Salsa provides shared runners for all projects to use. All jobs without more specific tags run within a privileged Docker container on one-time-use VM. Outbound connections from the shared runner VMs are limited to http & https.

You may also add group runners for your group or specific runners and configure them for your project.

Configuration files and tools are maintained by the SalsaCI team

Web page hosting

Gitlab offer the "Gitlab Pages" feature, and it is enabled on Salsa as https://<namespace>.pages.debian.net/<project>

This feature makes use of Gitlab-CI to generate static pages in a public directory, on every push.

See the official documentation for details. Note that hosting pages on arbitrary domains — whilst supported by upstream — is not supported on Salsa due to lack of bandwidth within DSA to support that feature (see RT #7045).

ChrisLamb has created a number of https://lamby.pages.debian.net/salsa-ribbons/ that you can add to your site.

https://<namespace>.pages.debian.net should work, thanks to Let's Encrypt new wildcard certificate support.

Quick start

  1. On your project Home, use Set up CI/CD button. (If your project is empty, select New file instead.)

  2. Choose a Gitlab CI Yaml template (Pages templates are at the end)

  3. Edit the template to suit your needs and save it
  4. Push something to the repository. You will see there is a CI Job pending
  5. Wait a few minutes for the job to run. When it's Passed you can see your pages at https://<namespace>.pages.debian.net/<project>/)

Even though we plan to support simple page generators like Jekyll or Hugo in the future, in most cases, you should content yourself with the HTML template, and generate the pages locally to push them afterward, in order to save the resources on the runner. Some templates might require commands not available on the server anyway.

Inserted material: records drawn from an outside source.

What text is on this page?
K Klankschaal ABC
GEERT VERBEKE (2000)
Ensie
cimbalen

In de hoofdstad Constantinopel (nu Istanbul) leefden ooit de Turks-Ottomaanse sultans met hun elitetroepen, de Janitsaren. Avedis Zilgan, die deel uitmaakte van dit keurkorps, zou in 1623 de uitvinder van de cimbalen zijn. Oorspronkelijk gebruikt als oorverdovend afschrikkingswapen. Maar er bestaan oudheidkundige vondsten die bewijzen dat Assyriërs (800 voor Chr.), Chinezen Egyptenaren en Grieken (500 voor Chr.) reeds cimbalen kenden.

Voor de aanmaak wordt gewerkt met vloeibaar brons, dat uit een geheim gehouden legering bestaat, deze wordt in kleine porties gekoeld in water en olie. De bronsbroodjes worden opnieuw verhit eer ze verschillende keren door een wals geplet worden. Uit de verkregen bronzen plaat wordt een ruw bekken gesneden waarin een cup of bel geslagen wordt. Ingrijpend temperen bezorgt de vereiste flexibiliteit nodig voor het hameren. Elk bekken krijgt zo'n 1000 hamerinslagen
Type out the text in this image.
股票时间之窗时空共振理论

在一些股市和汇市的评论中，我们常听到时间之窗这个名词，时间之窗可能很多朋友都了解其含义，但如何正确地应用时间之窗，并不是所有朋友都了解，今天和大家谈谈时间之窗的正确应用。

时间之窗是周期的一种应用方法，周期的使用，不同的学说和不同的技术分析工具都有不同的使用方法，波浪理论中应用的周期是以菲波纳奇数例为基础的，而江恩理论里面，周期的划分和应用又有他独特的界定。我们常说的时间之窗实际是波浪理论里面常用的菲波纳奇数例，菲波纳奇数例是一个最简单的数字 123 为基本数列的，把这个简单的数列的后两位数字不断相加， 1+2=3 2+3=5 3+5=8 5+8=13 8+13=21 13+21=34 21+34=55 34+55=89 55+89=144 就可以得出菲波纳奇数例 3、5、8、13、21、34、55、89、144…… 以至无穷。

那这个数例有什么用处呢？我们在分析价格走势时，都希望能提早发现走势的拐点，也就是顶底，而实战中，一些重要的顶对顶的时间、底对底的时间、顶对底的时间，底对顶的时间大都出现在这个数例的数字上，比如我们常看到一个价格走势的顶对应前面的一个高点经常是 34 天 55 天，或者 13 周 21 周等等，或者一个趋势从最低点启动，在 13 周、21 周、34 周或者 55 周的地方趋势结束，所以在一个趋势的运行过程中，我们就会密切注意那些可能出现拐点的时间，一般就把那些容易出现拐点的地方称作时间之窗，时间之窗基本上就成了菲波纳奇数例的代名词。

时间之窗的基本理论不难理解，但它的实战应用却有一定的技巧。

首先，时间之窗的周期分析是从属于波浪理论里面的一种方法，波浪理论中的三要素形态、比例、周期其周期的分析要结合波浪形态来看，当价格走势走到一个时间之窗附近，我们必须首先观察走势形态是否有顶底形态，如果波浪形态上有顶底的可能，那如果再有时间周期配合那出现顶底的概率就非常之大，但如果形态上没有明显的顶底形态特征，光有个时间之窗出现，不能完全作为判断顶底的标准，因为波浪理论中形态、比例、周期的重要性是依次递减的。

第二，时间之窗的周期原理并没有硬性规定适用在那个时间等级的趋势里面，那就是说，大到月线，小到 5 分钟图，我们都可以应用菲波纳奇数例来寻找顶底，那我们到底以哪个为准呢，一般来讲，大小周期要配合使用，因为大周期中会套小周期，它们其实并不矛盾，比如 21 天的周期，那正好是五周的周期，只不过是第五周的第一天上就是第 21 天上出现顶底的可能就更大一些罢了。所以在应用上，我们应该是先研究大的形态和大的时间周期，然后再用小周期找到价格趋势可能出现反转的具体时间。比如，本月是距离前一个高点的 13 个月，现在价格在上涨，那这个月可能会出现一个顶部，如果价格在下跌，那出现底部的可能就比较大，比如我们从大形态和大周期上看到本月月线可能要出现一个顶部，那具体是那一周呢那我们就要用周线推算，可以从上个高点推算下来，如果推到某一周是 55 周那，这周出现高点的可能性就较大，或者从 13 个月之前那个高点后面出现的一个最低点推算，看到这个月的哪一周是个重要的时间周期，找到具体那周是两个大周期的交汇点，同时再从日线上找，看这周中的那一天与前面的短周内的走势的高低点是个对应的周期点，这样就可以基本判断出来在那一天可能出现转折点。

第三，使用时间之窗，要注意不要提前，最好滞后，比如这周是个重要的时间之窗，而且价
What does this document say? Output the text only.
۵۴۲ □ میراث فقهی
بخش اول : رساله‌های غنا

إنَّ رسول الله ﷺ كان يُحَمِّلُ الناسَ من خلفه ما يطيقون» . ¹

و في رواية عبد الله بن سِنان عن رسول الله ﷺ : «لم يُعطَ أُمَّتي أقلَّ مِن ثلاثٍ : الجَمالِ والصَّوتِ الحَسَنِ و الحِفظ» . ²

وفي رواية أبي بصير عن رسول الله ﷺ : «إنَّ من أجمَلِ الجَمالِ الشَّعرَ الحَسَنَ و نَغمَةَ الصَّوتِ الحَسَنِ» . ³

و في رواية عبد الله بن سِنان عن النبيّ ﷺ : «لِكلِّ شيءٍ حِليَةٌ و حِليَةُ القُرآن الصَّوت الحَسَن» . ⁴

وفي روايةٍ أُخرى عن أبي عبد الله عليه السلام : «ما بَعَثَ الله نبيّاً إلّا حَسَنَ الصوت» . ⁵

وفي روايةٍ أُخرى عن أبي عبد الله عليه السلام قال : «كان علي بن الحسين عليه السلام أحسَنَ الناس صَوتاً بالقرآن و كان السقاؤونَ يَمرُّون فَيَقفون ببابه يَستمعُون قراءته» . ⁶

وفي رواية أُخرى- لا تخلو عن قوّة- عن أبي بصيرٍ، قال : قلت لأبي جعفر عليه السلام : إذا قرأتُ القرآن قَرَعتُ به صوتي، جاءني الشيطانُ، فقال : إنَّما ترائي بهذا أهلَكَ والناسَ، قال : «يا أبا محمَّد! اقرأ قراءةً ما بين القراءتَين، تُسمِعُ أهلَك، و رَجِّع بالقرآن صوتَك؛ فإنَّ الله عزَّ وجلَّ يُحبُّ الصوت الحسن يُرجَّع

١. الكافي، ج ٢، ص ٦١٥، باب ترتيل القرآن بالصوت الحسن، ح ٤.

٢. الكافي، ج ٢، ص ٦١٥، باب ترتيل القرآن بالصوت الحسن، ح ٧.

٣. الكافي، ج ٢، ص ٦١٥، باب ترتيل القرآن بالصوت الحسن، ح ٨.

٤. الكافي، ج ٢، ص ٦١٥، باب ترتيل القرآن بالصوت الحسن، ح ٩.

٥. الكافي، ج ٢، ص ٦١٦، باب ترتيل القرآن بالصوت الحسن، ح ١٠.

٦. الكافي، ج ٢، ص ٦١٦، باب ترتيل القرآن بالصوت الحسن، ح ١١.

We mean that. Really. Be nice to the server. ;)

important: (at least for static pages deployment) your artifacts must be stored in a directory named public/; if they are currently in a different location, use the script section in .gitlab-ci.yml to create that dir and copy the content there.

Getting Help

See the Salsa maintenance description.

Hints for previous users of Alioth

See Salsa/AliothMigration.

API Usage Best practises

  • if you want to know if a project exists, access the project by name, authenticated, if you get a 404 then it doesn't exists.
  • do not search for getting an id. If you need the id, access the project by name and use path-encoding https://docs.gitlab.com/ee/api/#namespaced-path-encoding

  • do not request all projects in a group unless you really have. If you really have to get the list, for i.e. looping, use simple=true (https://docs.gitlab.com/ee/api/groups.html#list-a-group-s-projects).

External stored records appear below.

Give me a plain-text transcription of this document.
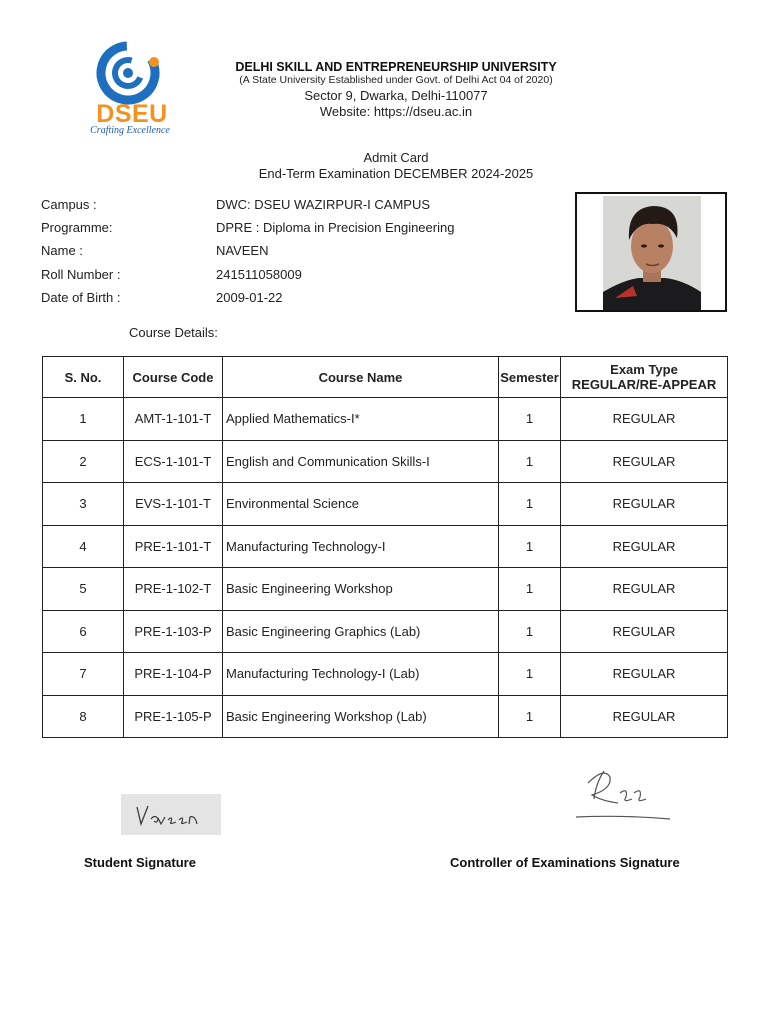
DSEU
Crafting Excellence
DELHI SKILL AND ENTREPRENEURSHIP UNIVERSITY
(A State University Established under Govt. of Delhi Act 04 of 2020)
Sector 9, Dwarka, Delhi-110077
Website: https://dseu.ac.in
Admit Card
End-Term Examination DECEMBER 2024-2025
Campus :	DWC: DSEU WAZIRPUR-I CAMPUS
Programme:	DPRE : Diploma in Precision Engineering
Name :	NAVEEN
Roll Number :	241511058009
Date of Birth :	2009-01-22
Course Details:
S. No.	Course Code	Course Name	Semester	Exam Type
REGULAR/RE-APPEAR
1	AMT-1-101-T	Applied Mathematics-I*	1	REGULAR
2	ECS-1-101-T	English and Communication Skills-I	1	REGULAR
3	EVS-1-101-T	Environmental Science	1	REGULAR
4	PRE-1-101-T	Manufacturing Technology-I	1	REGULAR
5	PRE-1-102-T	Basic Engineering Workshop	1	REGULAR
6	PRE-1-103-P	Basic Engineering Graphics (Lab)	1	REGULAR
7	PRE-1-104-P	Manufacturing Technology-I (Lab)	1	REGULAR
8	PRE-1-105-P	Basic Engineering Workshop (Lab)	1	REGULAR
Student Signature	Controller of Examinations Signature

  • Implement proper pagination, please do not just requests a few hundreds elements per page
  • set an User-Agent header with information about the project; don't make requests with generic user agent headers

  • if you use a lib, ensure the lib does implement the api properly
  • do not run extensive jobs too often
  • please consider to use vcswatch or other data gathering projects
  • do not regularly poll things
  • if in doubt, talk to us before you code and talk to us before you put your code into production

SSH Host Keys

When connecting to Salsa to fetch or push a Git repo for the first time, it is essential to verify host's ssh keys. The keys for Salsa have been published as SSHFP DNS records as well as in the Debian known_hosts file. This is a one time operation. From now on ssh will trust the keys in the local known_hosts file.